In the early days of the Web we spoke earnestly about Disinter mediation. Then many of us spoke equally confidently about re-intermediation, as we saw how markets moved fresh digital agents into place in digital marketplaces. It may be harder for the middleman to reinvent himself in the brave new world of DLT technology, however, and taking jobs and increasing productivity will become the focus of inventiveness in this area. Before the last election the UK government made a half-hearted attempt to privatise its own Land Registry. That organisation enters records by hand as well as digitally and employs 5000 people in the business of admits ration and verification. Now imagine it Honduran-style: land transfers are entered by sellers and verified by buyers and their lenders, insurers and other concerned parties, and archived in a block chain where all transactions are archived and held. While we may need an office of Land Transfer Governance we may never again need the current structures. Anyone reading this report in the Shareholder Executive should sell government agencies fast.

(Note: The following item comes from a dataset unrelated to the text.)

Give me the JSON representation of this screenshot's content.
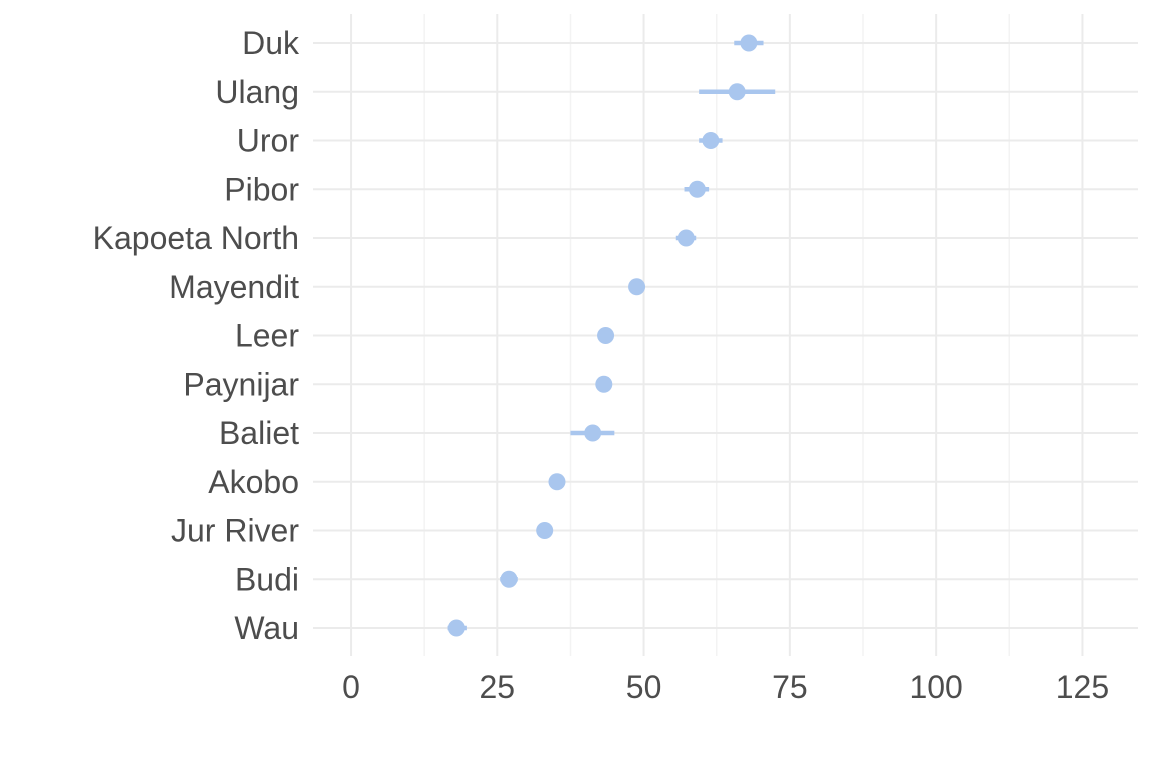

All this sounds like redress for the problems of Big Government. But there are other aspects that could affect every business in the land. If we look at business relationships as an asset, then the report suggests that Smart Contracts are likely to become the way in which we action and police business deals:
“Smart contracts are being considered for a wide variety of uses, particularly for regulatory compliance, product traceability and service management, and also to defeat counterfeit products and fraud in the following sectors:
• Food
• Financial Services
• Energy
• Pharmaceuticals
• Health
• Aerospace
• Aviation
• Telecommunications
• IT and communications
• Transport
• Utilities
• Agriculture
• Oil and gas”
So if we are content to sit back and relax, thinking that the technology behind Bitcoin is a “sometime, maybe” phenomenon. This technology is as potentially disruptive as the Web was once perceived to be, it will spark a host of start-ups and within a year every one of us will be thinking about how it applies to what we do – and how we live. And this technology centres on the SmartPhone! Happy New Year!